Un policier irakien près d'un véhicule calciné après un attentat à la voiture piégée, le 30 mai 2013 à Karradah près de Bagdad [Ahmad al-Rubaye / AFP/Archives] Un policier irakien près d'un véhicule calciné après un attentat à la voiture piégée, le 30 mai 2013 à Karradah près de Bagdad [Ahmad al-Rubaye / AFP/Archives]

Les violences qui ont frappé l'Irak lundi ont fait 61 morts, dont 29 dans une série d'attentats à Mossoul, dans le nord du pays, a-t-on appris auprès de sources sécuritaires et médicales.

A Mossoul, une ville à majorité sunnite située à 350 km au nord de Bagdad, cinq attentats à la voiture piégée ont visé l'armée et la police.

Face à la situation, un couvre-feu a été décrété pour la zone située sur la rive droite du Tigre.

"Nous avons reçu de très nombreux cadavres.

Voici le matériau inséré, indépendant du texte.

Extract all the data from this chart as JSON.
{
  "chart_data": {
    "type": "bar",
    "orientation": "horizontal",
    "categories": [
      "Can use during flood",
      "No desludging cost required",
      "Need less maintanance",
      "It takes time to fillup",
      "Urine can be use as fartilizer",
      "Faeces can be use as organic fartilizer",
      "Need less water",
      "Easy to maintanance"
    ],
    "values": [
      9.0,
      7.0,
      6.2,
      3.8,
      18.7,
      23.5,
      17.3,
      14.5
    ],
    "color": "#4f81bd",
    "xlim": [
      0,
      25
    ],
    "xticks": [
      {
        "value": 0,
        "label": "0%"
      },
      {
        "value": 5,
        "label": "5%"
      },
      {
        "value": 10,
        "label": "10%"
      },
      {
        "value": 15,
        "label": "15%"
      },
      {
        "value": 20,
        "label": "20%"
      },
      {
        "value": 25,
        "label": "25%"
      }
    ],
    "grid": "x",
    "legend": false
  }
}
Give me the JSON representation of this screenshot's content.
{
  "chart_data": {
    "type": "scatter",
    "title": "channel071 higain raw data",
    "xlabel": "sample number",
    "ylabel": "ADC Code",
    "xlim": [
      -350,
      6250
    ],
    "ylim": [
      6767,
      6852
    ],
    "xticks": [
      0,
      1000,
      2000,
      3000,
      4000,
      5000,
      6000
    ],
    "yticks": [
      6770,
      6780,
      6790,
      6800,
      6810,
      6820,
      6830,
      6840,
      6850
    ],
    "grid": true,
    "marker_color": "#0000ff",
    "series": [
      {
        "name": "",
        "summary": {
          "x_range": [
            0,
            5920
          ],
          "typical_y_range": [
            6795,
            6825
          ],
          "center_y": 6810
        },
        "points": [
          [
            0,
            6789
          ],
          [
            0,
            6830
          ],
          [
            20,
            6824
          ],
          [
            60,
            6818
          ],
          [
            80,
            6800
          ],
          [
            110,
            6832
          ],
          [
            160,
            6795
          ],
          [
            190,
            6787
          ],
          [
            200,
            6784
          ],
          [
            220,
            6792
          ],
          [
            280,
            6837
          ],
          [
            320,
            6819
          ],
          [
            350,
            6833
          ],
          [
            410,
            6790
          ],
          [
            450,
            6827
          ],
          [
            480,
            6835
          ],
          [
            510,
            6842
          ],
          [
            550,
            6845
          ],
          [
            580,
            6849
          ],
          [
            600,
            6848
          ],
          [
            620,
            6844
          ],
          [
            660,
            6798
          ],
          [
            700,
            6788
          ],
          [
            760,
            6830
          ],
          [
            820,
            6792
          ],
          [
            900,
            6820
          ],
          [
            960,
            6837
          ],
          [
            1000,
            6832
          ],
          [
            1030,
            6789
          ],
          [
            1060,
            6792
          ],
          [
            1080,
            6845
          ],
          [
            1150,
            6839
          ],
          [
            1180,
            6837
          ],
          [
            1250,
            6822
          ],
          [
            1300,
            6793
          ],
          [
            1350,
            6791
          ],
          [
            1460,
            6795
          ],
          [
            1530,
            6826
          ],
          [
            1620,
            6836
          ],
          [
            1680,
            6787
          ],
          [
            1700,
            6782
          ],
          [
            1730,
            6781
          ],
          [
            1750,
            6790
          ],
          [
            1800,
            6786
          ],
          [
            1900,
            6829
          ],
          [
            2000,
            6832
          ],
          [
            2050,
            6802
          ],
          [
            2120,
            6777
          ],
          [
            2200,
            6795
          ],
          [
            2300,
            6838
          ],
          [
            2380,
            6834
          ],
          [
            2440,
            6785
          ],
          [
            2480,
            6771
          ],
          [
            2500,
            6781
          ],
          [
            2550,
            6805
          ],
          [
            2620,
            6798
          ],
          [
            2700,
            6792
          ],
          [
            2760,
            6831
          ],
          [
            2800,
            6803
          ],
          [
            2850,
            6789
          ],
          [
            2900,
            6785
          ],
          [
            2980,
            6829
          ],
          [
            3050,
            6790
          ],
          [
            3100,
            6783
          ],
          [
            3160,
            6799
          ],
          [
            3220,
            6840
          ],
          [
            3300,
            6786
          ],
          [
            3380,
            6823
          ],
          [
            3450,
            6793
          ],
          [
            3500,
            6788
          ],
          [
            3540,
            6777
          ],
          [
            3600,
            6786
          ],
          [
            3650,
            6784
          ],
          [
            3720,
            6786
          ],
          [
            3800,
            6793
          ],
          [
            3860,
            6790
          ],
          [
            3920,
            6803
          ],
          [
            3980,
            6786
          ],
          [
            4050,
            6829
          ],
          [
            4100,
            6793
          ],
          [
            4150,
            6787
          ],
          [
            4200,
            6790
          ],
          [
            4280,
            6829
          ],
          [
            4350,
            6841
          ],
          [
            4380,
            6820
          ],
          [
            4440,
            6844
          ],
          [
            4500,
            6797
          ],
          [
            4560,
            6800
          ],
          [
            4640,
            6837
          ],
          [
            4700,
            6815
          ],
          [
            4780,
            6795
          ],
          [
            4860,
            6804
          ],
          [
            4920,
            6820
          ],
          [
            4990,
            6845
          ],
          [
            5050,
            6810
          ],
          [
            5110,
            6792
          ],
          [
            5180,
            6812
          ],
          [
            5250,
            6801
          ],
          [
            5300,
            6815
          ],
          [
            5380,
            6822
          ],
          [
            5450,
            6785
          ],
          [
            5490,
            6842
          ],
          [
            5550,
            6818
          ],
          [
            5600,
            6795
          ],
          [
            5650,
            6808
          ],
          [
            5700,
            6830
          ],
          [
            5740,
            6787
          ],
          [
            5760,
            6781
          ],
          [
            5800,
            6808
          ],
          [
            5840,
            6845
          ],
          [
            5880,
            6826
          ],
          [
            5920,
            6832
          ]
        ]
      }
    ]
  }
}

La plupart d'entre eux étaient ceux de membres des forces de sécurité", a déclaré à l'AFP le docteur Anouar Abed al-Joubouri de l'hôpital général de Mossoul.

Selon ce médecin et un général de l'armée, 80 personnes ont en outre été blessées dans ces attentats.

Mossoul est le chef-lieu de Ninive, une province du nord de l'Irak qui est l'un des hauts lieux du mouvement de contestation antigouvernemental initié par la minorité sunnite fin décembre.

D'autres attentats ont touché Kirkouk, Tikrit et Touz Khourmatou, faisant 8 morts.

Plus tôt dans la journée, un attentat sur un marché dans une ville à majorité chiite de la province de Diyala et un autre sur un marché de Taji, à la sortie nord de Bagdad, avaient tué 20 personnes au total.

Dans la soirée, à Madaïne, au sud de Bagdad, un attentat suicide à la voiture piégée visant la police et l'armée a fait 4 morts.

Cette nouvelle vague d'attentats s'inscrit dans la flambée de violences qui secoue l'Irak depuis plusieurs semaines et fait craindre un retour au conflit confessionnel des années 2006-2007.

En mai, plus de 1.000 personnes ont péri dans des attentats, selon les Nations unies.